The final section of this chapter, 2.4, ‘Theoretical and Contextual Analysis’, addresses how I overcame my initial anxieties of signing a participation contract permitting a heckler to interrupt my delivery of a performative lecture (O’Dell, 1998). To assist in my analysis of this project, I relate key events to points made by speakers at the symposia Heckler (2013). I explain how I came to view this direct demonstration of heckling as providing a useful means to enquire into social convention focused upon an uncomfortable audience-performer relationship (as opposed to one where everyone is trying to be comfortable with each other). I speak about how I re-thought the potential of using physical and linguistic interruptive processes as embodied in the performativity of the heckler in order to disrupt the comfort, undo the conviviality (between an audience and performer) and upset the status quo. Describing events during the lecture as a live contest between a speaker (myself) and a heckler (my collaborator), I refer to how the interruption to my paper was designed by my collaborator, to not only come aggressively at me in order to upset me, but to upset the audience and make them feel as uncomfortable as possible. Extending the possibilities of using physical and linguistic interruption in performance in relation to the work of DV8, I make usage of an audience member’s immediate response to the work, discuss the different levels of discomfort at work within Contract with a Heckler and draw useful parallels between convivial participation (Bourriaud, 1998) and Roelstraete’s claims (2012) that art can be disruptive; a form of dissent, dismantling, deconstructing etc. I draw this section to a close by reflecting upon the different levels of power relation discussed during various participants’ phases of engagement during Contract with a Heckler.
2.1 Anticipation
This section discusses how my study incorporated consideration of physical and linguistic processes into my study of interruption in four discussions: 1) 2.1.1 The Experimental Comedy Camp (2012); 2) 2.1.2 Humour, the Host and the Homophobe; 3) 2.1.3 Disrupting the Fourth Wall; and 4) 2.1.4 Exploiting Physical and Linguistic Interruption.

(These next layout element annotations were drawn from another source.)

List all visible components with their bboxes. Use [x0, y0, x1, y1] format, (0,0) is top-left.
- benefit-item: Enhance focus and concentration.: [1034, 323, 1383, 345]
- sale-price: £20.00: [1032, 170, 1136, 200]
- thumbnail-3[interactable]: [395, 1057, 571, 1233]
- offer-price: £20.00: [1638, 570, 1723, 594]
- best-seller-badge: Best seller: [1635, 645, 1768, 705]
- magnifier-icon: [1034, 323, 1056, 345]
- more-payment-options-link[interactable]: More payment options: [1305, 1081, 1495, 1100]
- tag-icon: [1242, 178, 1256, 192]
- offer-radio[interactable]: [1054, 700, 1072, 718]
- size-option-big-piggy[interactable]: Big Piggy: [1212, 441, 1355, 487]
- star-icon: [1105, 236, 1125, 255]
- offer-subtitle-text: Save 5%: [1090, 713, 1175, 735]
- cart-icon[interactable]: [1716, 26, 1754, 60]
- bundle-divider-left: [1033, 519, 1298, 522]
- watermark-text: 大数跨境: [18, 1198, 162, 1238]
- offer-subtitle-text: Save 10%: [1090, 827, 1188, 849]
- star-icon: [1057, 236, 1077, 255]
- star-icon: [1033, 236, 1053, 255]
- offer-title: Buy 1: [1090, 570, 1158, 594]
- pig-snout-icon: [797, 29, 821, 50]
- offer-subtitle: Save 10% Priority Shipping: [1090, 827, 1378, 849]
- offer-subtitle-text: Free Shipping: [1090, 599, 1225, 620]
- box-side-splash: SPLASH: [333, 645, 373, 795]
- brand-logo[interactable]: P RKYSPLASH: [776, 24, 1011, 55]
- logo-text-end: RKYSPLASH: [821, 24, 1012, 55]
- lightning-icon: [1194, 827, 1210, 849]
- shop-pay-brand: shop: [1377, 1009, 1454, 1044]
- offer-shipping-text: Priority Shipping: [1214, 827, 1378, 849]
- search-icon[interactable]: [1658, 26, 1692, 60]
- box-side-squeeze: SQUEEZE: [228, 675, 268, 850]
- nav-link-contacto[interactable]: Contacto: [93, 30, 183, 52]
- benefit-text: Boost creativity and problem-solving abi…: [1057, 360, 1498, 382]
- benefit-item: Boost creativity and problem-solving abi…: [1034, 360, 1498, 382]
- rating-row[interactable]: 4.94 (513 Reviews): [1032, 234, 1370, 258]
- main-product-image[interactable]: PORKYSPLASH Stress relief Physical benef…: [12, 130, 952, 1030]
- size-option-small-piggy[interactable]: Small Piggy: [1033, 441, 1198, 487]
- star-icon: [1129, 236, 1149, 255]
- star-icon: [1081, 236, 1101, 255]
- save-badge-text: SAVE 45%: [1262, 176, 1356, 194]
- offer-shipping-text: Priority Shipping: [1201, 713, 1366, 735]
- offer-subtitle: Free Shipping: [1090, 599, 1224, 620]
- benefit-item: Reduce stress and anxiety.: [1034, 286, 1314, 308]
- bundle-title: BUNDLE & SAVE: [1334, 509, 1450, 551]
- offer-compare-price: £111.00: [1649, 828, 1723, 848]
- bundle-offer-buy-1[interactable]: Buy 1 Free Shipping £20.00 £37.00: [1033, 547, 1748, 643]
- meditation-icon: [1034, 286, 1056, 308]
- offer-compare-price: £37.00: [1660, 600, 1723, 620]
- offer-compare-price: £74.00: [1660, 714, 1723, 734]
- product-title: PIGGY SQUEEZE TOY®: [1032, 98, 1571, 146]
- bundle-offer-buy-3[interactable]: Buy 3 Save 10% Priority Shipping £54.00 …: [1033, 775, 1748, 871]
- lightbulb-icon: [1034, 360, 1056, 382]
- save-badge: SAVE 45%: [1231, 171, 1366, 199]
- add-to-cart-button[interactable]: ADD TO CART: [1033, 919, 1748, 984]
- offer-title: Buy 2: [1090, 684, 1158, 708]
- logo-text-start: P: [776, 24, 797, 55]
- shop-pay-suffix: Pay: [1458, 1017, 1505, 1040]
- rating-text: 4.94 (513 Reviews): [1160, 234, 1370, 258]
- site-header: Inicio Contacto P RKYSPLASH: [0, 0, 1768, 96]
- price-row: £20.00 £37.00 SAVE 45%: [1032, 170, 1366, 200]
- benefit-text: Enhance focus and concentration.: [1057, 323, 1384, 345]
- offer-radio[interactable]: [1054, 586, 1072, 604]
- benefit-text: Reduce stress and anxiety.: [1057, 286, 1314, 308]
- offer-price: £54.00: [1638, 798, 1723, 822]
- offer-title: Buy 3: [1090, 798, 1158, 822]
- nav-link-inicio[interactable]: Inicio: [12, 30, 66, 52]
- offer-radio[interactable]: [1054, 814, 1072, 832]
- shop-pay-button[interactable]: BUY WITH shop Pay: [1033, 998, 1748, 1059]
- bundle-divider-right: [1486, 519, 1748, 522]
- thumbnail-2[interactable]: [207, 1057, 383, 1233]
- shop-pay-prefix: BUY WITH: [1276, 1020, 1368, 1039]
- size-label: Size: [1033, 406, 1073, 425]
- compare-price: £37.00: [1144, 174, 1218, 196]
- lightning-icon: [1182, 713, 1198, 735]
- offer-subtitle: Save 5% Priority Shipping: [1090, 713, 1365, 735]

I refer to my participation in The Experimental Comedy Training Camp (2012) and discuss how a critical incident that occurred led me to study the performativity of the heckler as a means of thinking about the possibilities of physical and linguistic interruption. Having identified several distinct reasons for interrupting in a physical and linguistic manner, I explain how I initially sought to make more of these processes in subsequent performance work that I produced whilst in Canada. I address how these operated as a means for me to experience physical and linguistic interruption from both the standpoint of audience member and performer. I suggest that these performances were extremely useful in preparing for a collaborative work that I made shortly after my return from Canada. This collaborative project entitled Contract with a Heckler, provided my study with another interpretation of interruption beyond the physical and bodily (slapstick) and forced me to engage directly in the practice of heckling (of interrupting and being interrupted).